Sliding Window Attention

Summary: Sliding Window Attention for long sequences: local context windows enable O(n) complexity, used in Mistral and Longformer models.

The idea: attend locally, not globally

Full self-attention compares every token with every other token, which costs O(n²) — the wall that makes long sequences expensive. Sliding window attention removes the wall with one restriction: each token only attends to a fixed-size window of nearby tokens instead of the whole sequence.

With a window of w, every query touches at most w keys, so cost drops to O(n × w) — linear in sequence length when w is fixed.

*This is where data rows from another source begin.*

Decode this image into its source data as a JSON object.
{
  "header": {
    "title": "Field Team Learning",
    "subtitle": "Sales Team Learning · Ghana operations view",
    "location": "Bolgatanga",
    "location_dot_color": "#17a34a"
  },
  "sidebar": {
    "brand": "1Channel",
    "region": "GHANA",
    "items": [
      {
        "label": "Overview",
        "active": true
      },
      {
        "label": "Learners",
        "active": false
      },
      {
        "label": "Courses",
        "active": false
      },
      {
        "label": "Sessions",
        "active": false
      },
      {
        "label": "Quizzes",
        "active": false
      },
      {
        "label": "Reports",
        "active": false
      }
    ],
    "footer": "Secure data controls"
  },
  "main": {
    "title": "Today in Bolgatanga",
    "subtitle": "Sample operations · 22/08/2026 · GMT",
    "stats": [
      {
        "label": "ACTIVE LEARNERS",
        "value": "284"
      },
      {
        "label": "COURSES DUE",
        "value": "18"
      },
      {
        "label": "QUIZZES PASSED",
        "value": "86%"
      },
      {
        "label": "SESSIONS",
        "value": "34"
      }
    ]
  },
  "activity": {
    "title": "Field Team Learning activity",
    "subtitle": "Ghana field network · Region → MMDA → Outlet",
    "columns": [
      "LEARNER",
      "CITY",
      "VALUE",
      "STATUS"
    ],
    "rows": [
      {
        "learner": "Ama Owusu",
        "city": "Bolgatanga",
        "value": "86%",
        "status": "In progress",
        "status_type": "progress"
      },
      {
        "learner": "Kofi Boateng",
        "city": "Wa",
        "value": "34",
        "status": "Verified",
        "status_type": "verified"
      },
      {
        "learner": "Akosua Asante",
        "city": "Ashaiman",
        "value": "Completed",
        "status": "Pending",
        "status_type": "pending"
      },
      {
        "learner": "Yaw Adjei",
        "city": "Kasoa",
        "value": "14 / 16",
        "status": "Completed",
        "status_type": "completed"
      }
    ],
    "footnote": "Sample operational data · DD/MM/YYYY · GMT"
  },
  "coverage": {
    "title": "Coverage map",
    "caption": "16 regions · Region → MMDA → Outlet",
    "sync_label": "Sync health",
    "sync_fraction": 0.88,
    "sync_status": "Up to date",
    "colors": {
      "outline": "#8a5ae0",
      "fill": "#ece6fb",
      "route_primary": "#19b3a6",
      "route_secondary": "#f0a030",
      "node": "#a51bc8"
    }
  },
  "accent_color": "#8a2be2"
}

This page assumes you know self-attention and why standard attention is quadratic.

Interactive visualization

Step through how the window slides, and watch the receptive field grow as you stack layers:

Two flavours: causal vs symmetric

The "window" means different things depending on the model:

Causal (decoder LMs — Mistral): token i attends to the previous w tokens, positions [i-w+1,\ i]. It never looks ahead, so it works for autoregressive generation. Mistral 7B uses a causal window of 4096.
Symmetric (encoders — Longformer): token i attends to w tokens on each side, positions [i-w,\ i+w] — a band of width 2w+1.

Either way, attention is computed only over the windowed keys and values:

\text{Attention}(i) = \text{softmax}\!(Q_i\,K_\text{window(i)}^\top√(d)) V_\text{window(i)}

In practice the restriction is applied as a band-diagonal mask before softmax, so it parallelizes just like full attention.

Why locality is enough: depth grows the receptive field

A single windowed layer only sees w neighbours — so how can such a model capture long-range structure? The same way a stack of small convolutions does: the receptive field grows with depth.

Layer 1 mixes information within a window of w. Layer 2 attends to tokens that already absorbed their windows, so its effective reach is 2w. After L layers a token can be influenced by information up to roughly L × w positions away:

\text{receptive field} ≈ L × w

Mistral's 32 layers × 4096 window gives a theoretical reach of ~131K tokens — enough to span a 32K context. (It's an upper bound: signal still has to survive being re-mixed at every layer, so effective range is shorter than the theoretical one.)

Cost compared to full attention

	Full attention	Sliding window
Attention per token	all n keys	w keys
Time	O(n²)	O(n × w)
Memory (scores)	O(n²)	O(n × w)
Long-range context	direct	indirect, via depth

For a 32K sequence with a 4K window the per-layer attention matrix shrinks by ~87.5% — the saving that lets long-context models run on the same hardware.

Combining and extending it

Sliding windows are usually one ingredient, not the whole recipe:

Global tokens (Longformer / BigBird): keep a few tokens that attend to — and are attended by — everything, so a CLS-like token or document metadata stays globally reachable while the rest stay local.
Dilated windows: attend to every d-th position instead of consecutive ones, widening reach without adding keys — the attention analogue of dilated convolutions.
Attention sinks: pin the first few tokens alongside the window to keep streaming generation stable.
Constant-memory inference: pair the window with a rolling KV cache (Mistral) so only the last w keys are stored, and fuse the band mask into FlashAttention to avoid materializing it.

It is one point on a spectrum of cheaper-than-quadratic attention — see also sparse attention patterns and the broader idea of the context window.

When it fits (and when it doesn't)

Sliding window attention shines when the signal is mostly local — code, long documents, audio/transcription — and where you can afford to let long-range information propagate through depth. Its weakness is the flip side: anything needing a direct long jump (retrieving a fact from 20K tokens ago in a single hop) is harder, since that information must survive being re-mixed layer by layer. Global tokens and attention sinks exist precisely to patch that gap.